I created a custom NER model using Prodi.gy. I saved the model to disk, once I performed all of the processing and validations. I can instantiate the model from disk using spacy.load and it seems to work well. My question now is how do I add that custom NER model to a spacy pipeline? I want to make sure I have the tagger, parser, etc. in the pipeline plus my custom NER model.
It seems like I should initialize a base nlp from one of the existing models (en_core_web_sm), remove the existing NER, and replace it with my custom NER. This is no doubt user error, I just can't seem to figure out from the documentation and trial/error what I am doing wrong (or need to do).
Maybe my operations are wrong? Maybe I should try to add the tagger and parser to my custom model instantiation?
I was able to get it to work by adding the "tagged" and "parser" from one of the en models and then modifying the meta.json file. That doesn't seem like the right approach.
I tried this obviously not right:
nlp = spacy.load("en_core_web_sm")
#remove existing NER
nlp.remove_pipe('ner')
print("Pipeline", nlp.pipe_names)
nlp_entity = spacy.load("custom_ner_model")
nlp.add_pipe(nlp_entity)
print("Pipeline", nlp.pipe_names)
Pipeline ['tagger', 'parser']
Pipeline ['tagger', 'parser', 'English']
I then tried this to build the NER from the custom model and add it and also not right:
nlp = spacy.load("en_core_web_sm")
#remove existing NER
nlp.remove_pipe('ner')
print("Pipeline", nlp.pipe_names)
nlp_entity = spacy.load("custom_ner_model")

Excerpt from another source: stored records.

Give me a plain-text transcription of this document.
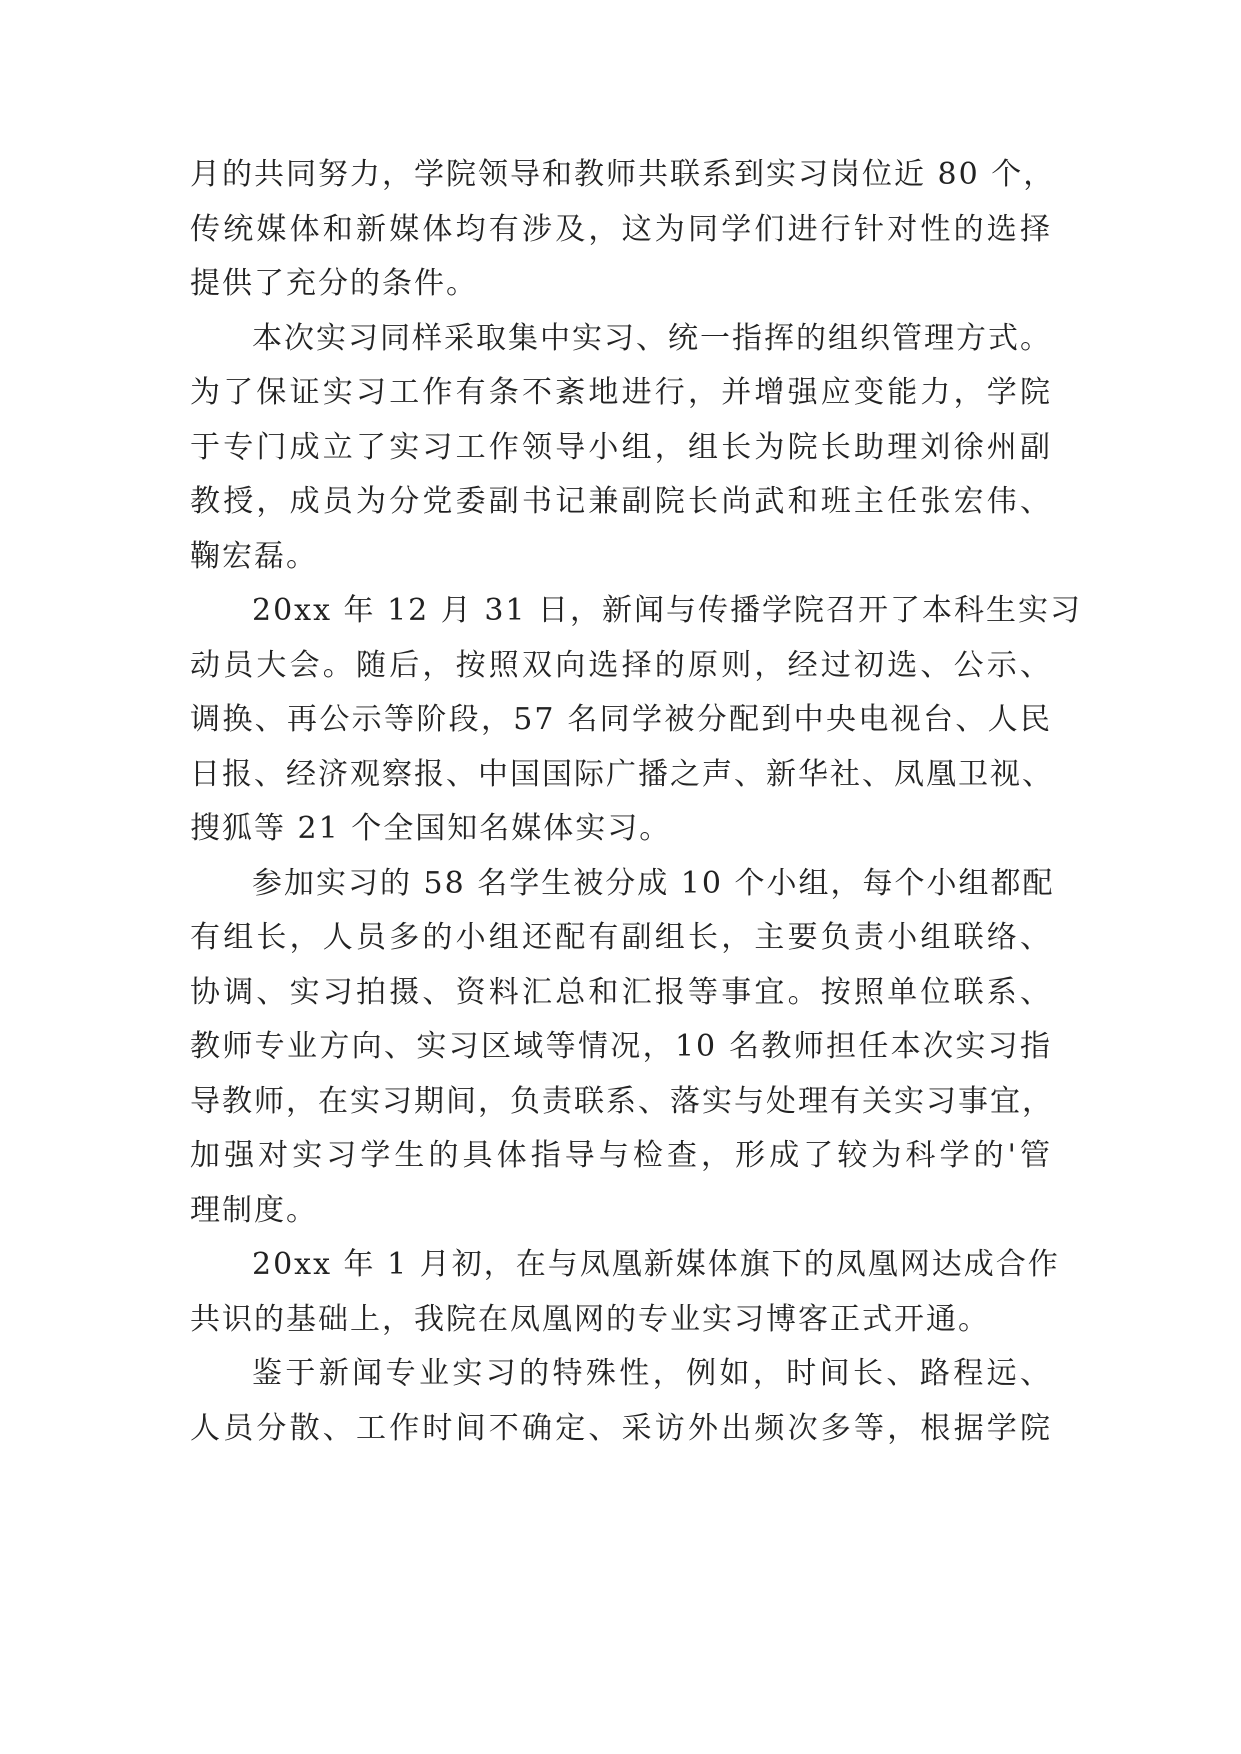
月的共同努力，学院领导和教师共联系到实习岗位近 80 个，
传统媒体和新媒体均有涉及，这为同学们进行针对性的选择
提供了充分的条件。

本次实习同样采取集中实习、统一指挥的组织管理方式。
为了保证实习工作有条不紊地进行，并增强应变能力，学院
于专门成立了实习工作领导小组，组长为院长助理刘徐州副
教授，成员为分党委副书记兼副院长尚武和班主任张宏伟、
鞠宏磊。

20xx 年 12 月 31 日，新闻与传播学院召开了本科生实习
动员大会。随后，按照双向选择的原则，经过初选、公示、
调换、再公示等阶段，57 名同学被分配到中央电视台、人民
日报、经济观察报、中国国际广播之声、新华社、凤凰卫视、
搜狐等 21 个全国知名媒体实习。

参加实习的 58 名学生被分成 10 个小组，每个小组都配
有组长，人员多的小组还配有副组长，主要负责小组联络、
协调、实习拍摄、资料汇总和汇报等事宜。按照单位联系、
教师专业方向、实习区域等情况，10 名教师担任本次实习指
导教师，在实习期间，负责联系、落实与处理有关实习事宜，
加强对实习学生的具体指导与检查，形成了较为科学的'管
理制度。

20xx 年 1 月初，在与凤凰新媒体旗下的凤凰网达成合作
共识的基础上，我院在凤凰网的专业实习博客正式开通。

鉴于新闻专业实习的特殊性，例如，时间长、路程远、
人员分散、工作时间不确定、采访外出频次多等，根据学院
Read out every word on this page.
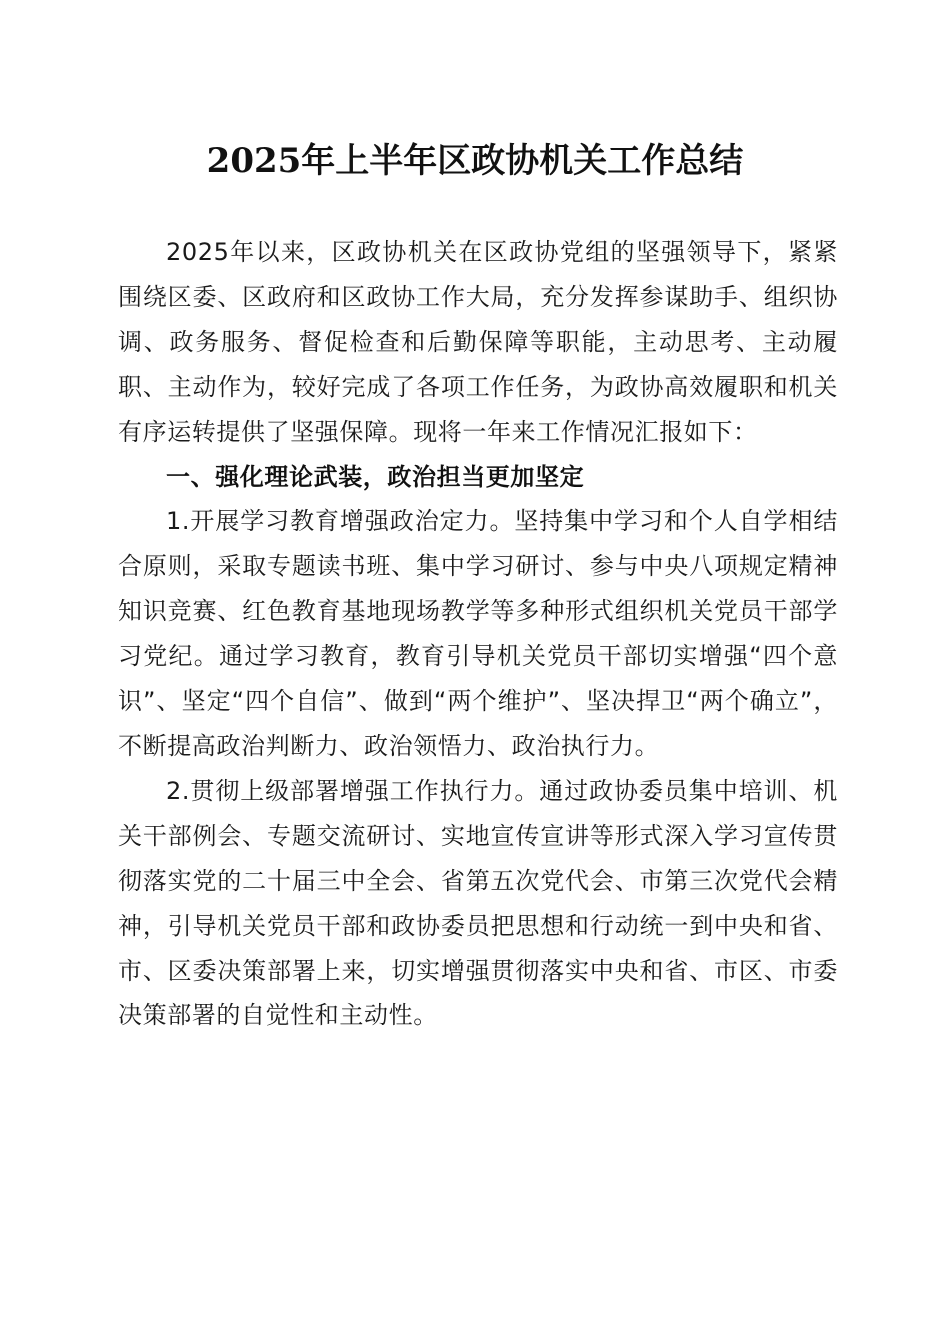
2025年上半年区政协机关工作总结

2025年以来，区政协机关在区政协党组的坚强领导下，紧紧围绕区委、区政府和区政协工作大局，充分发挥参谋助手、组织协调、政务服务、督促检查和后勤保障等职能，主动思考、主动履职、主动作为，较好完成了各项工作任务，为政协高效履职和机关有序运转提供了坚强保障。现将一年来工作情况汇报如下：

一、强化理论武装，政治担当更加坚定

1.开展学习教育增强政治定力。坚持集中学习和个人自学相结合原则，采取专题读书班、集中学习研讨、参与中央八项规定精神知识竞赛、红色教育基地现场教学等多种形式组织机关党员干部学习党纪。通过学习教育，教育引导机关党员干部切实增强“四个意识”、坚定“四个自信”、做到“两个维护”、坚决捍卫“两个确立”，不断提高政治判断力、政治领悟力、政治执行力。

2.贯彻上级部署增强工作执行力。通过政协委员集中培训、机关干部例会、专题交流研讨、实地宣传宣讲等形式深入学习宣传贯彻落实党的二十届三中全会、省第五次党代会、市第三次党代会精神，引导机关党员干部和政协委员把思想和行动统一到中央和省、市、区委决策部署上来，切实增强贯彻落实中央和省、市区、市委决策部署的自觉性和主动性。
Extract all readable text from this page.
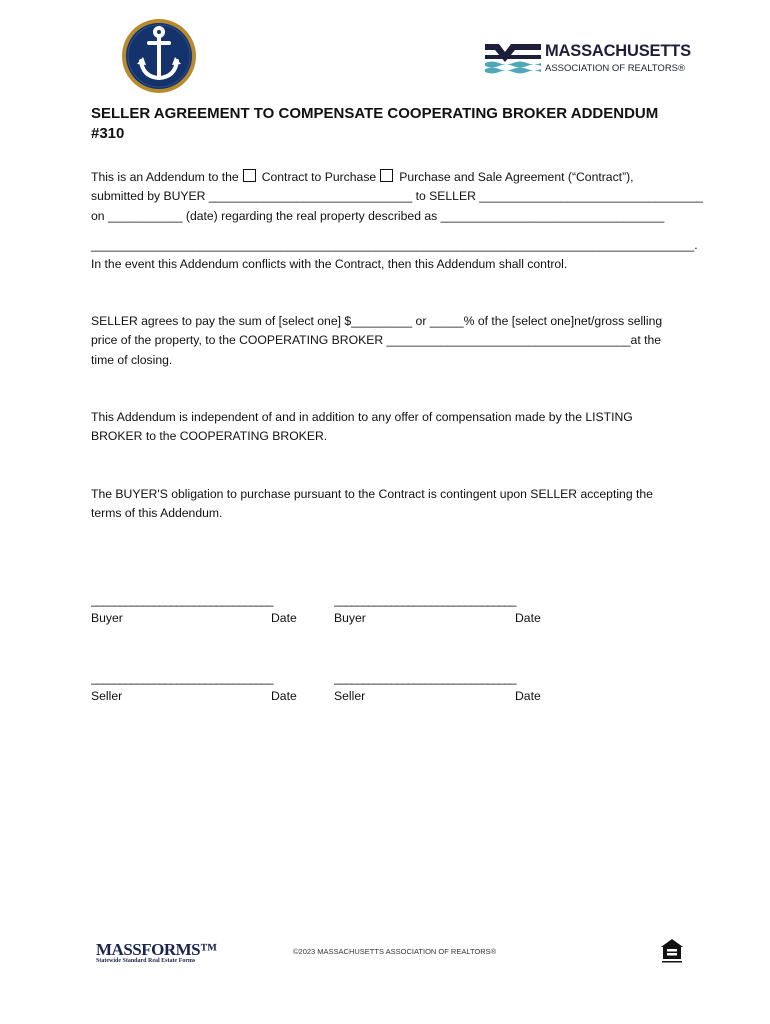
MASSACHUSETTS
ASSOCIATION OF REALTORS®
SELLER AGREEMENT TO COMPENSATE COOPERATING BROKER ADDENDUM #310
This is an Addendum to the Contract to Purchase Purchase and Sale Agreement (“Contract”),
submitted by BUYER ______________________________ to SELLER _________________________________
on ___________ (date) regarding the real property described as _________________________________
_________________________________________________________________________________________.
In the event this Addendum conflicts with the Contract, then this Addendum shall control.
SELLER agrees to pay the sum of [select one] $_________ or _____% of the [select one]net/gross selling
price of the property, to the COOPERATING BROKER ____________________________________at the
time of closing.
This Addendum is independent of and in addition to any offer of compensation made by the LISTING
BROKER to the COOPERATING BROKER.
The BUYER'S obligation to purchase pursuant to the Contract is contingent upon SELLER accepting the
terms of this Addendum.
________________________________
Buyer	Date
________________________________
Buyer	Date
________________________________
Seller	Date
________________________________
Seller	Date
MASSFORMS™
Statewide Standard Real Estate Forms
©2023 MASSACHUSETTS ASSOCIATION OF REALTORS®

ner = nlp_entity.create_pipe("ner")
nlp.add_pipe(ner,last=True)
print("Pipeline", nlp.pipe_names)
Error if I try to run with ner in pipeline:
text = "This is a test"
doc = nlp(text)
displacy.render(doc, style="ent")
ValueError: [E109] Model for component 'ner' not initialized. Did you forget to load a model, or forget to call begin_training()?
Also got this error, which is what drove me to try adding tagger/parser from the base en models
ValueError: [E155] The pipeline needs to include a tagger in order to use Matcher or PhraseMatcher with the attributes POS, TAG, or LEMMA. Try using nlp() instead of nlp.make_doc() or list(nlp.pipe()) instead of list(nlp.tokenizer.pipe()).